What is Feminist Scrapbooking?

What is Feminist Scrapbooking?

Feminist Scrapbooking

Here at the Awesome Ladies Project, we believe that feminist scrapbooking is the idea and practice of telling your stories with pictures, words, and your personal style. Just like everything else here at the Awesome Ladies Project, you can take this definition and turn it into whatever works best for you.

I (@rukristin) came up with the term ‘feminist scrapbooking’ a few years ago after trying to reconcile the need to document my life with photos, words, and pretty paper with a few things.

Here’s what I came up with:

  1. The patriarchal notion of ‘oh, that’s a thing that women do.’
  2. people who believe that you should only scrapbook if you’re a mom (with a working husband, two kids, a two-car garage, and a freshly painted white picket fence), and
  3. the idea that it should be something that you are doing ‘for your children’.

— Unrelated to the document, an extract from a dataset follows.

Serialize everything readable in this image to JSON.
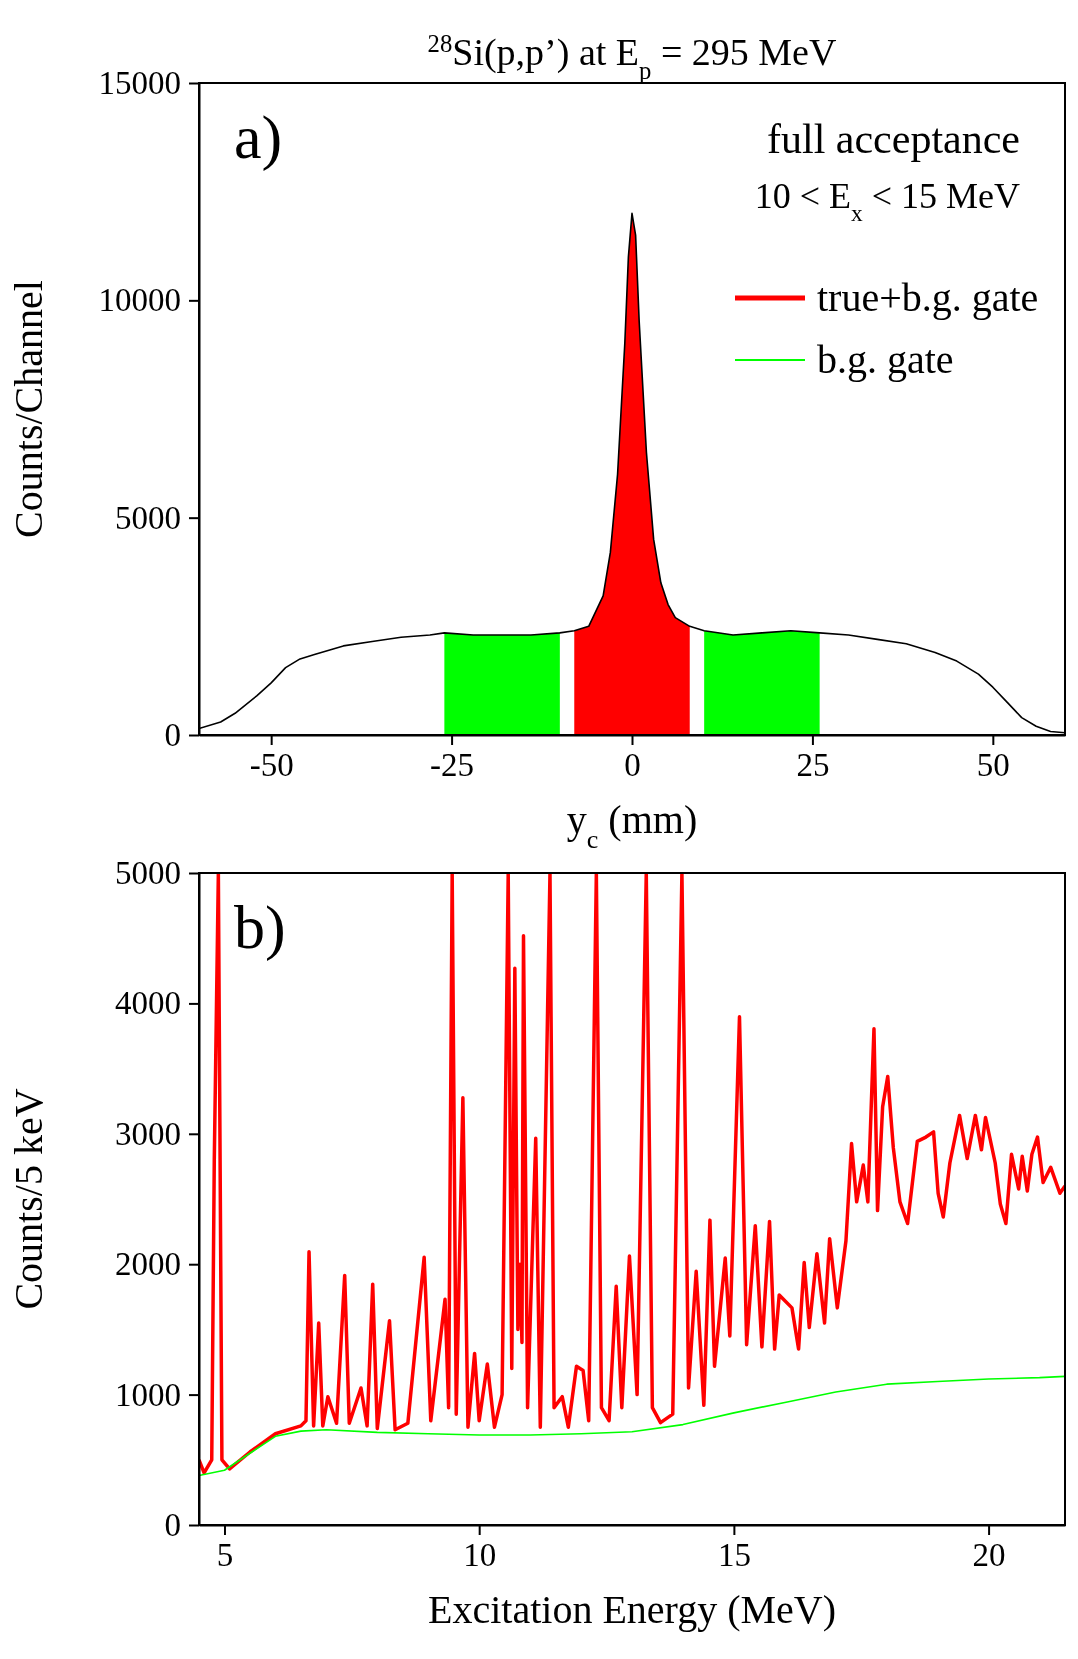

That’s not how I roll. I don’t have kids. I don’t have a husband. But I do have a partner, and friends, and family relationships that are worth celebrating. I have stories about far-away adventures and hometown favorites.

I have stories that are worth documenting.

One of my personal favorite quotes about feminism first perfectly into our feminist scrapbooking definition.

A feminist is any woman who tells the truth about her life.

— Virginia Woolf

As long as you’re telling the truth about your life, you’re a feminist.

If you’re taking physical scraps of your life, whether it be photos, journaling, memorabilia, pretty paper, artwork, or anything else, and putting that together into a book/album, you’re a feminist scrapbooker.

What is Feminist Scrapbooking

Feminist scrapbooking is about telling the stories of our lives and of our generation.

We document our lives because we are the best humans to do the job.

We take photographs, words, and bits of our lives and we turn them into beautiful creative representations of our experiences here on Earth.

Feminist scrapbooking celebrates the diversity of women. We learn so much more about ourselves not only when we tell our stories, but when we watch AND LISTEN to other women tell their stories.

The beauty in our overlapping experiences is just as exceptional as the beauty of their divergence.

We are feminist scrapbookers because there is no universal story of woman.

Just as there is no universal definition of woman or feminism, there’s no universal, one size fits all definition of feminist scrapbooking. It’s different for each one of us.

For me, feminist scrapbooking is about telling my stories with photos, words, creative supplies, and bits of life through my lens of me. It’s about being present in my memory-keeping.

It’s about scrapbooking my life as a woman, in my home, with my work, documenting the stories of today, the themes of my right now life, and some pop culture and current events to ground my story in a greater worldly context.

There’s a lot of me in my scrapbook. I’m the best person to tell my story. I’m the narrator of my life, and you’re the narrator of yours. What I wouldn’t do to have scrapbooks like mine made by my mom or my grandma (or my dad and grandpa). What was life like for them when they were 20? 30? 40? What TV shows did they watch? What did they wear on their 21st birthday?

mini albums by rukristin

Finally, feminist scrapbooking is about embracing your right-now story and scrapbooking it the way you want. No matter who you are, you deserve the space to tell your story. It doesn’t matter if you have or don’t have kids or a spouse. It doesn’t matter if you think your life is boring. It won’t look boring in 5, 10, 20, or even 50 years into the future. You are awesome. You are the best person to document your story.

The Awesome Ladies are here to help you become the best version of your storytelling self.